Por un país sin garrafón
No me lo explico. Es de esas cosas que aunque me repita una y otra vez no dejan de sorprenderme, por nefastas. Porque nos tratan como imbéciles, porque aceptamos serlo aunque sepamos la verdad y creamos que otra noche es posible. Entre uno de los diez principales problemas nacionales metería el garrafón, a los trepas del ocio nocturno, maleantes que no les importa tu salud y hacen tajada rajándote el hígado. Si fuese político durante un día, iría a por ellos, no tengo duda. No por venganza sino por decencia, para enseñarles que el ocio se merece otras manos, una oferta alumbradora de cultura y buena música, con espacios donde se pueda bailar sin parecer una sardina en lata.
El garrafón es un vivo ejemplo de lo que nos pasa. Sabemos que existe, pero no hacemos nada. Consentimos, o como mucho lo denunciamos entre los colegas sin que el cabreo llegue a ningún puerto. Si de verdad llegara, muchos locales cerrarían y nacerían otros. Le tiraríamos la copa al jefe, para que se fuese a reír a otra parte, o lo que es más sensato: habría más inspectores de sanidad poniéndoles los huevos o las tetas en la garganta. Lo siento por el tono, pero por más que lo pienso no lo entiendo.

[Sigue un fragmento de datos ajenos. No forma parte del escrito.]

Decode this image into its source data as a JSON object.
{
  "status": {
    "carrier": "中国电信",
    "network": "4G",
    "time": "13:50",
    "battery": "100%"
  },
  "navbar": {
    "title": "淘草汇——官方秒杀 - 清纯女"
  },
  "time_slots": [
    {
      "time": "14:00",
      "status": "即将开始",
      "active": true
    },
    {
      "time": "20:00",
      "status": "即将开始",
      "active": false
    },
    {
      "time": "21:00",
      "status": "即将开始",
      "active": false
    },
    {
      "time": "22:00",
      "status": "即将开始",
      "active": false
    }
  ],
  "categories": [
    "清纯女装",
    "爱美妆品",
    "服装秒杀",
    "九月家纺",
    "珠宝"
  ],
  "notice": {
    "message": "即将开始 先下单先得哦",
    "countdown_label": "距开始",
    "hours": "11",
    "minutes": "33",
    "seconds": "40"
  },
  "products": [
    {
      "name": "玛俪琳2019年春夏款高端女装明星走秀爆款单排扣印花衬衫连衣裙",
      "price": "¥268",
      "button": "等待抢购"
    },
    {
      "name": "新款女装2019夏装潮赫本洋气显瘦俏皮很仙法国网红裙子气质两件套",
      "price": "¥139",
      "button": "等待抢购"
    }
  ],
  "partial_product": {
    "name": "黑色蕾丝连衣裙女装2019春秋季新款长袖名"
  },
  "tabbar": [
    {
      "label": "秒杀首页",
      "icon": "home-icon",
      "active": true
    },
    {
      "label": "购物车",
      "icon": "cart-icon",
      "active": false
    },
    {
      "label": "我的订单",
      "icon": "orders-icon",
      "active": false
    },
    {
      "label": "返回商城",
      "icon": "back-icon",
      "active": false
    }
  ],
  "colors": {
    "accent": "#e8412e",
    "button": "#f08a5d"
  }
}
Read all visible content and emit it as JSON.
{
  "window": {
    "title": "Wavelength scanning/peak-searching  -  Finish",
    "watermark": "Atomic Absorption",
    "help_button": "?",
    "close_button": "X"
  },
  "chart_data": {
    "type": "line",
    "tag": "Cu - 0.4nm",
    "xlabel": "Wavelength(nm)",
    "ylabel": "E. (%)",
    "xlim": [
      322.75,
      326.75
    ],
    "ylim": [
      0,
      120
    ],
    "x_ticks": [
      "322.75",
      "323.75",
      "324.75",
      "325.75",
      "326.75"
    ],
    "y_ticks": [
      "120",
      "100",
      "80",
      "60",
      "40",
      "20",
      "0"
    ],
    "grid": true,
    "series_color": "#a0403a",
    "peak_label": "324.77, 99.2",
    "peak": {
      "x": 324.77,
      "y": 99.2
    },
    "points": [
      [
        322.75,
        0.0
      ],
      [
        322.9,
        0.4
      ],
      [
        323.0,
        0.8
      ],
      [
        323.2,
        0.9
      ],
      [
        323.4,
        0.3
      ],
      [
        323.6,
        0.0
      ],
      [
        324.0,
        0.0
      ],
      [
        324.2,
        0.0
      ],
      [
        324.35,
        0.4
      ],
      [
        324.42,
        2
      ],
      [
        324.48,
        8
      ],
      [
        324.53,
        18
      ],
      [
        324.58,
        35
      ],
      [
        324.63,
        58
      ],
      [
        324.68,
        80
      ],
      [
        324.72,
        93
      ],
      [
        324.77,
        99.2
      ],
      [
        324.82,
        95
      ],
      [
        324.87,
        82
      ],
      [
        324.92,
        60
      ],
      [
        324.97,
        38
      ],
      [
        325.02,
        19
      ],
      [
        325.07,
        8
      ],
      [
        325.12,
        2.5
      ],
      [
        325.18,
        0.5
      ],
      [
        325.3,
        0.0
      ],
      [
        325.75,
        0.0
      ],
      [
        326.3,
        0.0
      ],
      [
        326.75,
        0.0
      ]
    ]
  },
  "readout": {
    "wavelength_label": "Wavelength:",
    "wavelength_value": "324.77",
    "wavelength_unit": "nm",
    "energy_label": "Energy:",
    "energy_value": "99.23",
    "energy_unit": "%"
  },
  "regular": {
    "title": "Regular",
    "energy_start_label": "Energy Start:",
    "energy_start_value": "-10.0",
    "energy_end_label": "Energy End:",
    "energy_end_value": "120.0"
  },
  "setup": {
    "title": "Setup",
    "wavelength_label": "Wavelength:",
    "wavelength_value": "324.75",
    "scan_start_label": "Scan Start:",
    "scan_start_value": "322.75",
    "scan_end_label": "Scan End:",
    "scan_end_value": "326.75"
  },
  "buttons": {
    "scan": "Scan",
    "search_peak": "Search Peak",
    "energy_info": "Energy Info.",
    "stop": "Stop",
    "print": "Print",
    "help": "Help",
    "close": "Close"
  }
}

Su peste se expande por todo el territorio y claudicaremos las veces que haga falta. Por no aguar la fiesta pagaremos los ocho, nueve o diez pavos de la copa. Siendo la noche tan vulgar, tan hortera e insulsa, es normal que al amanecer sigamos infectados, como si una mala borrachera nos acompañara en silencio sin ser percibida, una resaca que nos apoltrona, envolviendo nuestras decisiones, un polvo inoportuno que impregna el tejido social dejándonos sin orgasmo colectivo.

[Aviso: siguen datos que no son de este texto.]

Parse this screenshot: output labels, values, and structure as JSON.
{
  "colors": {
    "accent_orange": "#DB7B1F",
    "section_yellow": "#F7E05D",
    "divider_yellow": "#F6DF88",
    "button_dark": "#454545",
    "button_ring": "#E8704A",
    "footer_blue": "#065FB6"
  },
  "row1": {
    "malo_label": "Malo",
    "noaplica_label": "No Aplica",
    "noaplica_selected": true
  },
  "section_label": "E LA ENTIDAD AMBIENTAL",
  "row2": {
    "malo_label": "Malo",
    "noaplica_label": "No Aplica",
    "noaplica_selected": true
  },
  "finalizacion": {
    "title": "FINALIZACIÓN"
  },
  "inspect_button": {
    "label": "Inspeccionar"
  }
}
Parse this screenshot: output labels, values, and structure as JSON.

Una sociedad que disfrutase la noche de otro modo, tampoco se dejaría engañar durante el día. La luna y el sol se comunican. Lo que se esconde en la oscuridad aflora por sorpresa cuando menos lo esperas, poniéndote cara a cara con tus negras ideas. Ahora ya entiendo que el culpable de todos los males es nuestro mal beber, por mucho que vacilemos de sol y palmeras. Es una resaca perpetua de un miedo de Atapuerca, que a la hora de la verdad tira para casa, al calor de su excremento. Por eso votamos con una pinza en la nariz en vez de con la valentía que necesita nuestro pueblo. Por eso aceptamos el garrafón y un disco rayado rompiéndonos los tímpanos. Cuando cambien las noches, cambiarán los gobiernos.